Pure LLMs probably won't get there, but LLMs are the first systems that appear to represent concepts and the relationships between them in enough depth to be able to perform commonsense reasoning. This is the critical human ability that AI research has spent more than half a century chasing, with little previous success.

Take an architecture capable of commonsense reasoning, figure out how to make it multi-modal, feed it all the text/video/images/etc. you can get your hands on, then set it up as a supervising/coordinating process over a bunch of other tools that mostly already exist — a search engine, a Python interpreter, APIs for working with structured data (weather, calendars, your company's sales records), maybe some sort of scratchpad that lets it "take notes" and refer back to them. For added bonus points you can make it capable of learning in production, but you can likely build something with world-changing abilities without this.
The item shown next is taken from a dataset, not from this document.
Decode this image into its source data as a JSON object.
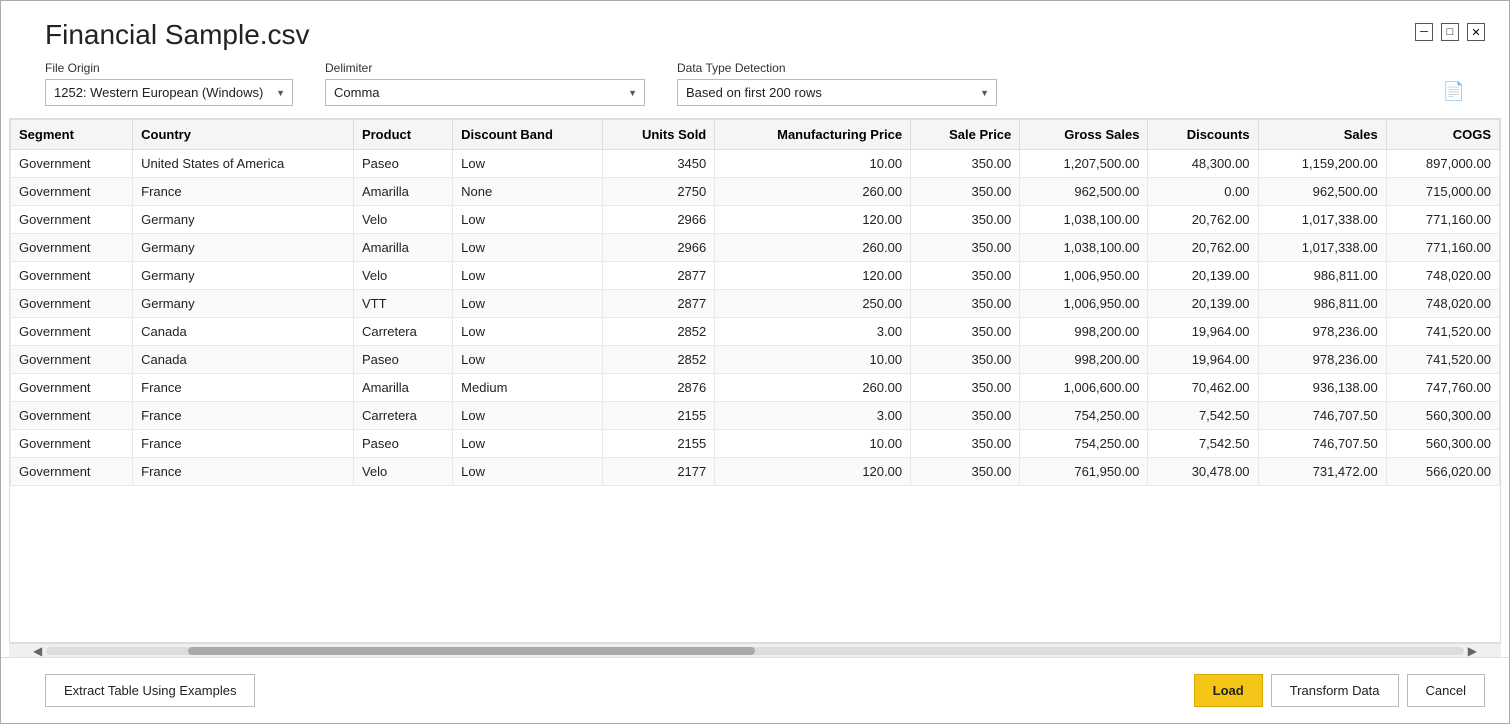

While it's possible there are still "unknown unknowns" in the way, this is by far the clearest path to AGI we've ever been able to see.

In response to your first point, Carmack's "few tens of thousands of lines of code" would also execute within a larger system that provides considerable preexisting functionality the code could build on — libraries, the operating system, the hardware.

It's possible non-brain-specific genes code for functionality that's more useful for building intelligent systems than that provided by today's computing environments, but I see no good reason to assume this a priori, since most of this evolved long before intelligence.

In response to your second point, Carmack isn't being quite this literal. As he says he's using DNA as an "existence proof." His estimate is also informed by looking at existing AI systems:

If you took the things that people talk about—GPT-3, Imagen, AlphaFold—the source code for all these in their frameworks is not big. It’s thousands of lines of code, not even tens of thousands.

In response to your third point, this is the role played by the training process. The "few tens of thousands of lines of code" don't specify the artifact that exhibits intelligent behavior (unless you're counting "ability to learn" as intelligent behavior in itself), they specify the process that creates that artifact by chewing its way through probably petabytes of data. (GPT-3's training set was 45 TB, which is a non-trivial fraction of all the digital text in the world, but once you're working with video there's that much getting uploaded to YouTube literally every hour or two.)